If you generate the code and then build it, you will have a writer binary that will encode the message into a file named message.dat, and you will have a reader binary that will decode the message that's in the message.dat file. For my specific situation my message looked like this:
GenericLane {
laneID = 252
name = 'AMXrH7pmSZHULHTJ:Us_gUAqMrI'
ingressApproach = 1
egressApproach = 3
laneAttributes {
directionalUse = { 2, 01xxxxxx }
sharedWith = { 10, 0x72 01xxxxxx }
laneType {
sidewalk = { 16, 0x48 0x61 }
}
regional {
regionId = 254
regExtValue = 0x04083677ccd172888708
}
}
maneuvers = { 12, 0x5E 0100xxxx }
nodeList {
computed {
referenceLaneId = 181
offsetXaxis {
large = -9096
}
offsetYaxis {
small = 253
}
rotateXY = 18514
scaleXaxis = 1124
scaleYaxis = -1034
regional[0] {
regionId = 119
regExtValue = 0x040831403e5e9dfbcb99
}
}
}
connectsTo[0] {
connectingLane {
lane = 189
maneuver = { 12, 0x53 0100xxxx }
}
remoteIntersection {
region = 16975
id = 25828
}
signalGroup = 245
userClass = 0
connectionID = 70
}
overlays[0] = 9
regional[0] {
regionId = 222
regExtValue {
GenericLane-mars {
laneType = martian-lane
distanceFromViking1 = 3814
hue = light-red
}
}
}
}
Keep in mind that this data is randomly generated test data, and it will be different with each code generation.
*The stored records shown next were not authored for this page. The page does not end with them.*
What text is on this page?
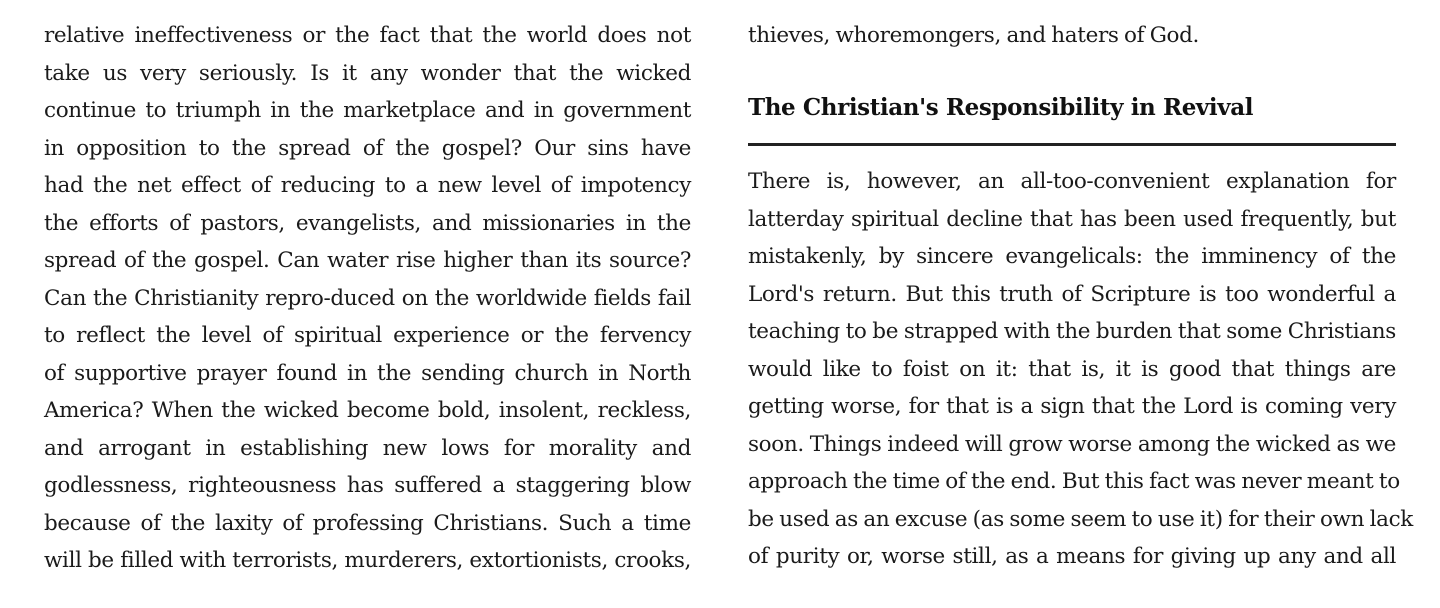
relative ineffectiveness or the fact that the world does not
take us very seriously. Is it any wonder that the wicked
continue to triumph in the marketplace and in government
in opposition to the spread of the gospel? Our sins have
had the net effect of reducing to a new level of impotency
the efforts of pastors, evangelists, and missionaries in the
spread of the gospel. Can water rise higher than its source?
Can the Christianity repro-duced on the worldwide fields fail
to reflect the level of spiritual experience or the fervency
of supportive prayer found in the sending church in North
America? When the wicked become bold, insolent, reckless,
and arrogant in establishing new lows for morality and
godlessness, righteousness has suffered a staggering blow
because of the laxity of professing Christians. Such a time
will be filled with terrorists, murderers, extortionists, crooks,
thieves, whoremongers, and haters of God.
The Christian's Responsibility in Revival
There is, however, an all-too-convenient explanation for
latterday spiritual decline that has been used frequently, but
mistakenly, by sincere evangelicals: the imminency of the
Lord's return. But this truth of Scripture is too wonderful a
teaching to be strapped with the burden that some Christians
would like to foist on it: that is, it is good that things are
getting worse, for that is a sign that the Lord is coming very
soon. Things indeed will grow worse among the wicked as we
approach the time of the end. But this fact was never meant to
be used as an excuse (as some seem to use it) for their own lack
of purity or, worse still, as a means for giving up any and all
Note the "regional" section at the end, which is where we added our information about lanes on Mars. The test data generator chose our Mars definition, probably because it's the only one there. But you can see values for the fields we added for traffic lanes on Mars.
The writer.cpp file calls the genTestInstance() method of the GenericLanePDU object, which is an instance of the class ASN1C_GenericLane. The code for this genTestInstance() method is in the generated file DSRCTest.cpp. The end of the method is where the new items are given values.